Обитые дерматином двери закупорили кабинет 247 так же плотно и непроницаемо, как крышки — стеклянные консервные банки.

ЭТОГО НЕ МОЖЕТ БЫТЬ!

Тот факт, что комиссар Лукас заставлял газетчиков ждать, имел уважительную причину.

Он все еще не пришел в себя после случившегося.

Как он мог убедительно объяснить журналистам то, чего пока еще совершенно не понимал сам?

— Господа, этого не может быть! Человек в здравом уме не в состоянии поверить, что возможно такое легкомыслие, более того, такая глупость!

Комиссар хлопнул ладонью по листкам бумаги, лежавшим перед ним на столе. На этих двадцати страничках он тщательно и по порядку записал все, что ему рассказали свидетели во время опроса.

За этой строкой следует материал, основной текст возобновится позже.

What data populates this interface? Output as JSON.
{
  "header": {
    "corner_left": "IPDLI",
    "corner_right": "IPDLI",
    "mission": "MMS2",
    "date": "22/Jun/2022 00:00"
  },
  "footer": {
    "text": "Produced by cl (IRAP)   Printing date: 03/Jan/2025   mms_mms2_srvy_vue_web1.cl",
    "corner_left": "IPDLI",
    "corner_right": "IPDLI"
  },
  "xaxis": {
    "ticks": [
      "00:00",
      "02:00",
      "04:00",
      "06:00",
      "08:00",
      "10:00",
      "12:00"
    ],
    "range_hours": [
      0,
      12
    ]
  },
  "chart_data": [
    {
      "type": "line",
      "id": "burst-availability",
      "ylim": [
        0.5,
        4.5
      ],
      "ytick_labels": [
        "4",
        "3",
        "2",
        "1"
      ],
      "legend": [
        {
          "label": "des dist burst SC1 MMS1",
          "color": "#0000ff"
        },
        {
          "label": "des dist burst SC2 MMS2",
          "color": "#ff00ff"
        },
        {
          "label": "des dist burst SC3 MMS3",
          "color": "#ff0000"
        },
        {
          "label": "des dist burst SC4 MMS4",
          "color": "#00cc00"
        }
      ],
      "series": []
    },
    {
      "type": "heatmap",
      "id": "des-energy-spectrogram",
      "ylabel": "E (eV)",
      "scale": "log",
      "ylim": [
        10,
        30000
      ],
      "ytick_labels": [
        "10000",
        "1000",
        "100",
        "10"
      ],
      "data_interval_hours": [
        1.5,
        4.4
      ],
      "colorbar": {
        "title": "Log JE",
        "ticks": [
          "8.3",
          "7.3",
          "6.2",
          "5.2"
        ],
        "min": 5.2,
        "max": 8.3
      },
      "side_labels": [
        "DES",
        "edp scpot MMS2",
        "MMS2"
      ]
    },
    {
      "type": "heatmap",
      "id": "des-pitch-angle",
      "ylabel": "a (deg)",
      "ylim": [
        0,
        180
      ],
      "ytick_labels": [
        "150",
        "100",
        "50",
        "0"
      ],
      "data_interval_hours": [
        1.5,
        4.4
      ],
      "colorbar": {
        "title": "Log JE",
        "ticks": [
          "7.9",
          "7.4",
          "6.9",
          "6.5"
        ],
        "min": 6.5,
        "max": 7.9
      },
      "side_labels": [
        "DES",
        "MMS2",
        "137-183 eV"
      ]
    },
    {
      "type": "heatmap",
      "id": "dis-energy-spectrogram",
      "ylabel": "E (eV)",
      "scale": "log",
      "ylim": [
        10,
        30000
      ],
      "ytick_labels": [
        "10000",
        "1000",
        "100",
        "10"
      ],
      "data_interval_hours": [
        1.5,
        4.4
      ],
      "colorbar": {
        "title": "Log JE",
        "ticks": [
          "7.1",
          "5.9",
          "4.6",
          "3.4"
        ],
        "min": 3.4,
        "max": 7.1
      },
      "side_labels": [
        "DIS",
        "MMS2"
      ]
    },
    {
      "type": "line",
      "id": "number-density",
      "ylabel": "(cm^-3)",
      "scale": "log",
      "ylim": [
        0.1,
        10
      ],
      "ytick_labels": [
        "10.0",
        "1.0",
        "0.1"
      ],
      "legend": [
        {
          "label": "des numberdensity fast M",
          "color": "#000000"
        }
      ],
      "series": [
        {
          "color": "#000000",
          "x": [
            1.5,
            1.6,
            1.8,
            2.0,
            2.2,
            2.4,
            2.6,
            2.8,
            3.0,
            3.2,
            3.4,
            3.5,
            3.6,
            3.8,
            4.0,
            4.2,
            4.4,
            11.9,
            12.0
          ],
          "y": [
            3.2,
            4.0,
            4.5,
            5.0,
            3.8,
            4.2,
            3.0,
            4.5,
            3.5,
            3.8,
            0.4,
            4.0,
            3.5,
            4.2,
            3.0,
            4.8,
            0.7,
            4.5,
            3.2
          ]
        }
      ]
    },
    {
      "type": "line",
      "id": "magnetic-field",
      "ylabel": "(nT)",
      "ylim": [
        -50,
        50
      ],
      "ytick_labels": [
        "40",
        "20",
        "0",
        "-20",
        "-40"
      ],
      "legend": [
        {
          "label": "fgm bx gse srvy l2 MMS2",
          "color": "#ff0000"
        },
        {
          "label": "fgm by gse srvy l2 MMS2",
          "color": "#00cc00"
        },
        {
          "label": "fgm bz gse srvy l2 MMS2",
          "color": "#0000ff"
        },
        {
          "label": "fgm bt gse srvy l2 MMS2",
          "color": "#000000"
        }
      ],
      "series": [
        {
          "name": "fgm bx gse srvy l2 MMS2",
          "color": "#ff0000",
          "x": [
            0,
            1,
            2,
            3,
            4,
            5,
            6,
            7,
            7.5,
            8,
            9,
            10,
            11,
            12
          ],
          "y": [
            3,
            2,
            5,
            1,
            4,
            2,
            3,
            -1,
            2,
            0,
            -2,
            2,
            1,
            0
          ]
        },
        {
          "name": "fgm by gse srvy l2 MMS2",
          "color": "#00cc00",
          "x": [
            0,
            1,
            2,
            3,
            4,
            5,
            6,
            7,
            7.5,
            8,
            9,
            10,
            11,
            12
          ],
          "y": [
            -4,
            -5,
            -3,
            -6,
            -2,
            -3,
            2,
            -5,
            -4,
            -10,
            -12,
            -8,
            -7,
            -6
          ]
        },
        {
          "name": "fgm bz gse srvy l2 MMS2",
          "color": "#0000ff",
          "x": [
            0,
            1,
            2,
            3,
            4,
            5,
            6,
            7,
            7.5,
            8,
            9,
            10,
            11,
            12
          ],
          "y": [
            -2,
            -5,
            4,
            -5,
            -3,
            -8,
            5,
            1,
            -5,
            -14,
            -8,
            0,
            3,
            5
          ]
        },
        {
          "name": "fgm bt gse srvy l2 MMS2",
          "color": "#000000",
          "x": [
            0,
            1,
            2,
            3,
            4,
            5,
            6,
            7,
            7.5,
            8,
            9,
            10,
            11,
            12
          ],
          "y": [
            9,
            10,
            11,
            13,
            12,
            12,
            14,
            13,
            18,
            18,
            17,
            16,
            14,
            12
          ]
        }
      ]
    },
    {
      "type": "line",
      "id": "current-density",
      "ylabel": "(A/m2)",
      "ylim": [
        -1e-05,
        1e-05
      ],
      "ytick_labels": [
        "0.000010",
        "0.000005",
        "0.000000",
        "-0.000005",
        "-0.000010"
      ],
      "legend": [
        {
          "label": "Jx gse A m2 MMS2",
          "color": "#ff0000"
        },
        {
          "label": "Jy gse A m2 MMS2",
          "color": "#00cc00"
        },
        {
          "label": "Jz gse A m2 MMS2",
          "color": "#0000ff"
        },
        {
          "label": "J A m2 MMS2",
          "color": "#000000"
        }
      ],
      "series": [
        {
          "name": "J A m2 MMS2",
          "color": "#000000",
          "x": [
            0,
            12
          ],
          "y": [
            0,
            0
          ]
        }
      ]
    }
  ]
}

Лукас встал и, заложив руки за спину, оглядел присутствующих, как учитель в гимназии оглядывает учеников, плохо написавших контрольную по латыни.

Господа, вы же взрослые люди, многие из вас занимают весьма ответственное положение, у каждого, наконец, достаточно жизненного опыта. Смотрю я на вас… — Комиссар внезапно умолк и действительно посмотрел на каждого из свидетелей так, словно впервые увидел его секунду назад. А между тем все они сидели в его кабинете уже более трех часов.